📦 Helm Operator

Manages the complete Helm chart lifecycle — from intelligent generation through validation, live cluster operations, and GitHub persistence.

The Helm Operator is the largest domain in k8s-autopilot, coordinating 7 sub-agents through two major pipelines: a chart generation pipeline for creating new charts from scratch, and a live operations pipeline for managing releases on real clusters.

Architecture

Chart Generation Pipeline

When you ask k8s-autopilot to create a new Helm chart, the Helm Operator orchestrates a multi-phase pipeline:

Phase 1: Planning (`helm-planner`)

The Planner is itself a deep agent (compiled subgraph) that runs two internal sub-agents:

Internal Sub-Agent	Role
Requirements Analyzer	Extracts 12 critical fields from the user's request (App Type, Framework, Image, Port, etc.), classifies complexity (Simple/Medium/Complex), and detects gaps
Architecture Planner	Designs K8s resource topology (Deployment vs StatefulSet, HPA, PDB), estimates CPU/Memory, and checks dependencies

Smart Gap Detection: If critical information is missing (e.g., container image, port), the planner pauses and asks the user — prioritizing critical questions over optional ones.

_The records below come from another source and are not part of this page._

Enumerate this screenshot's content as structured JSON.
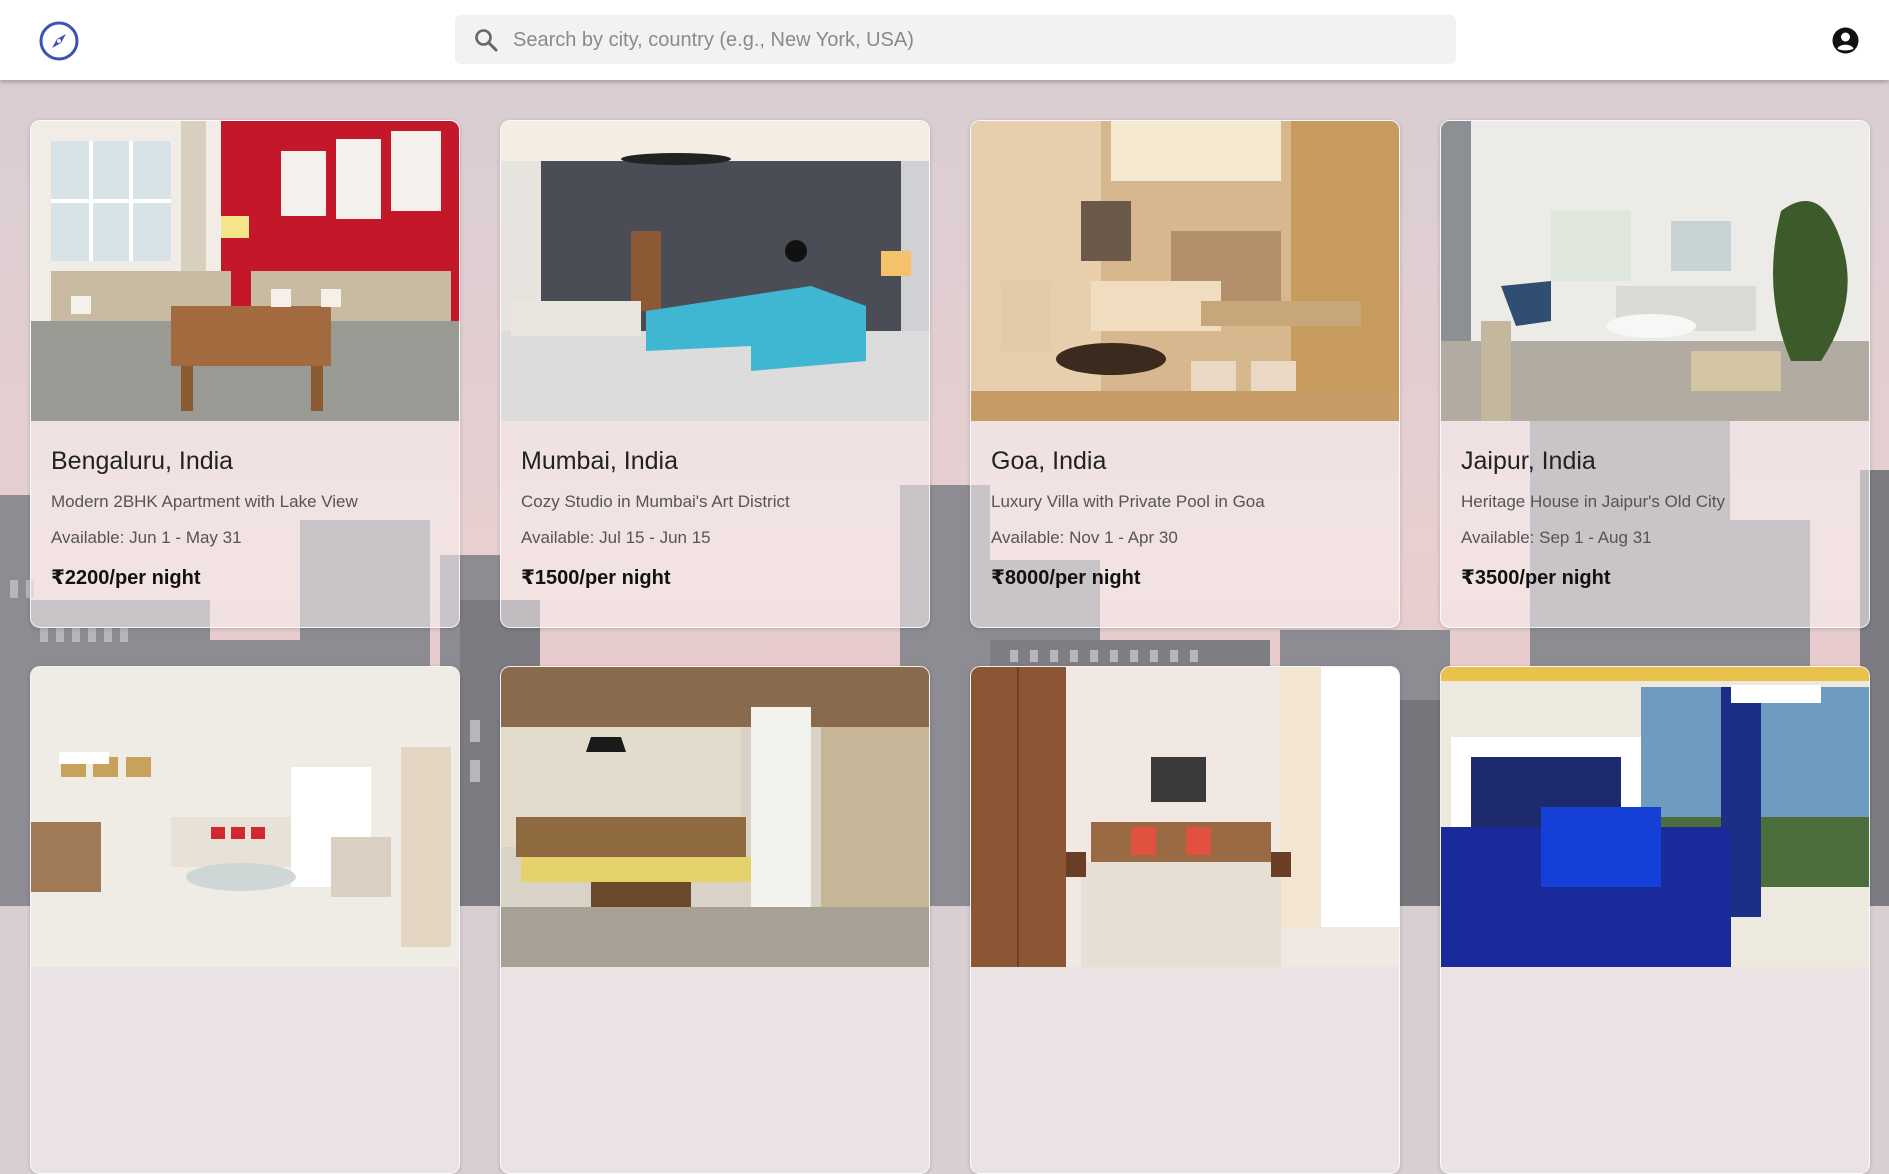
{
  "header": {
    "logo_icon": "compass-icon",
    "search": {
      "icon": "search-icon",
      "placeholder": "Search by city, country (e.g., New York, USA)"
    },
    "account_icon": "account-circle-icon"
  },
  "colors": {
    "logo": "#3f51b5",
    "header_bg": "#ffffff",
    "price": "#111111"
  },
  "listings": [
    {
      "city": "Bengaluru, India",
      "title": "Modern 2BHK Apartment with Lake View",
      "available": "Available: Jun 1 - May 31",
      "price": "₹2200/per night"
    },
    {
      "city": "Mumbai, India",
      "title": "Cozy Studio in Mumbai's Art District",
      "available": "Available: Jul 15 - Jun 15",
      "price": "₹1500/per night"
    },
    {
      "city": "Goa, India",
      "title": "Luxury Villa with Private Pool in Goa",
      "available": "Available: Nov 1 - Apr 30",
      "price": "₹8000/per night"
    },
    {
      "city": "Jaipur, India",
      "title": "Heritage House in Jaipur's Old City",
      "available": "Available: Sep 1 - Aug 31",
      "price": "₹3500/per night"
    }
  ]
}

Phase 2: Skill Building (`helm-skill-builder`)

If no skill exists for the requested application type, the Skill Builder generates a complete skill directory:

/skills/{app}-chart-generator/
├── SKILL.md                          # YAML frontmatter + workflow instructions
└── references/
    ├── resource-patterns.md          # K8s resource patterns
    ├── values-schema.md              # values.yaml structure
    └── templates-schema.md           # Template patterns

Phase 3: Generation (`helm-generator`)

The Generator reads the app-specific skill and generic template patterns, then writes a complete chart:

_helpers.tpl is always written first (all charts reference it)
Chart.yaml and values.yaml follow
Each template file merges generic Go patterns with app-specific configuration
Self-validates that every Values.* reference has a corresponding key

Mandatory standards: Security contexts, resource limits, liveness/readiness probes, .enabled toggles for optional resources, no hardcoded namespaces.

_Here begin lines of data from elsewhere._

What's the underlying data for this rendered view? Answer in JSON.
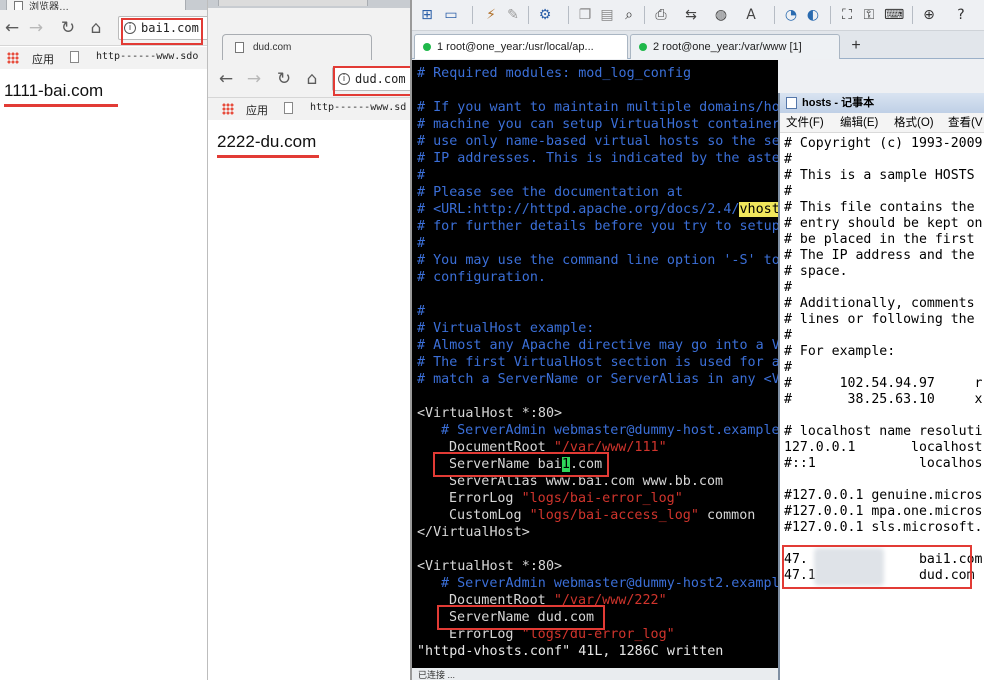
{
  "browser1": {
    "tab_label": "浏览器…",
    "url": "bai1.com",
    "bookmark_apps": "应用",
    "bookmark_item": "http------www.sdo",
    "heading": "1111-bai.com"
  },
  "browser2": {
    "tab_label": "dud.com",
    "url": "dud.com",
    "bookmark_apps": "应用",
    "bookmark_item": "http------www.sd",
    "heading": "2222-du.com"
  },
  "terminal_app": {
    "tabs": [
      {
        "label": "1 root@one_year:/usr/local/ap..."
      },
      {
        "label": "2 root@one_year:/var/www [1]"
      }
    ],
    "add_tab": "+",
    "lines": {
      "l1": "# Required modules: mod_log_config",
      "l2": "# If you want to maintain multiple domains/ho",
      "l3": "# machine you can setup VirtualHost container",
      "l4": "# use only name-based virtual hosts so the se",
      "l5": "# IP addresses. This is indicated by the aste",
      "l6": "#",
      "l7": "# Please see the documentation at",
      "l8a": "# <URL:http://httpd.apache.org/docs/2.4/",
      "l8b": "vhost",
      "l9": "# for further details before you try to setup",
      "l10": "#",
      "l11": "# You may use the command line option '-S' to",
      "l12": "# configuration.",
      "l13": "#",
      "l14": "# VirtualHost example:",
      "l15": "# Almost any Apache directive may go into a V",
      "l16": "# The first VirtualHost section is used for a",
      "l17": "# match a ServerName or ServerAlias in any <V",
      "vh1_open": "<VirtualHost *:80>",
      "vh1_admin": "# ServerAdmin webmaster@dummy-host.example",
      "vh1_docroot_key": "DocumentRoot ",
      "vh1_docroot_val": "\"/var/www/111\"",
      "vh1_servername_a": "ServerName bai",
      "vh1_servername_cursor": "1",
      "vh1_servername_b": ".com",
      "vh1_alias": "ServerAlias www.bai.com www.bb.com",
      "vh1_errlog_key": "ErrorLog ",
      "vh1_errlog_val": "\"logs/bai-error_log\"",
      "vh1_customlog_key": "CustomLog ",
      "vh1_customlog_val": "\"logs/bai-access_log\"",
      "vh1_customlog_tail": " common",
      "vh1_close": "</VirtualHost>",
      "vh2_open": "<VirtualHost *:80>",
      "vh2_admin": "# ServerAdmin webmaster@dummy-host2.exampl",
      "vh2_docroot_key": "DocumentRoot ",
      "vh2_docroot_val": "\"/var/www/222\"",
      "vh2_servername": "ServerName dud.com",
      "vh2_errlog_key": "ErrorLog ",
      "vh2_errlog_val": "\"logs/du-error_log\"",
      "status": "\"httpd-vhosts.conf\" 41L, 1286C written"
    },
    "statusbar": "已连接 ..."
  },
  "notepad": {
    "title": "hosts - 记事本",
    "menu": [
      "文件(F)",
      "编辑(E)",
      "格式(O)",
      "查看(V"
    ],
    "lines": [
      "# Copyright (c) 1993-2009",
      "#",
      "# This is a sample HOSTS",
      "#",
      "# This file contains the",
      "# entry should be kept on",
      "# be placed in the first",
      "# The IP address and the",
      "# space.",
      "#",
      "# Additionally, comments",
      "# lines or following the",
      "#",
      "# For example:",
      "#",
      "#      102.54.94.97     r",
      "#       38.25.63.10     x",
      "",
      "# localhost name resoluti",
      "127.0.0.1       localhost",
      "#::1             localhos",
      "",
      "#127.0.0.1 genuine.micros",
      "#127.0.0.1 mpa.one.micros",
      "#127.0.0.1 sls.microsoft.",
      "",
      "47.              bai1.com",
      "47.1             dud.com"
    ]
  },
  "colors": {
    "annotation_red": "#e23b35",
    "terminal_bg": "#000000",
    "comment_blue": "#3b6fd8",
    "string_red": "#d0342c",
    "cursor_green": "#2fd65a",
    "highlight_yellow": "#f1e75c"
  },
  "icons": [
    "back-arrow-icon",
    "forward-arrow-icon",
    "reload-icon",
    "home-icon",
    "info-icon",
    "apps-grid-icon",
    "page-icon"
  ]
}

Phase 4: Validation (`helm-validator`)

Runs a triple-check validation pipeline:

Check	Tool	Purpose
Lint	`helm lint .`	Syntax and structure
Template	`helm template test-release . --debug`	Logic flow and variable interpolation
Dry-Run	Server-side compatibility	Cluster API compatibility

Self-Healing: If validation fails, the validator analyzes the error, applies a fix using edit_file, and retries. After 2 consecutive failures, it escalates to the user via ask_human.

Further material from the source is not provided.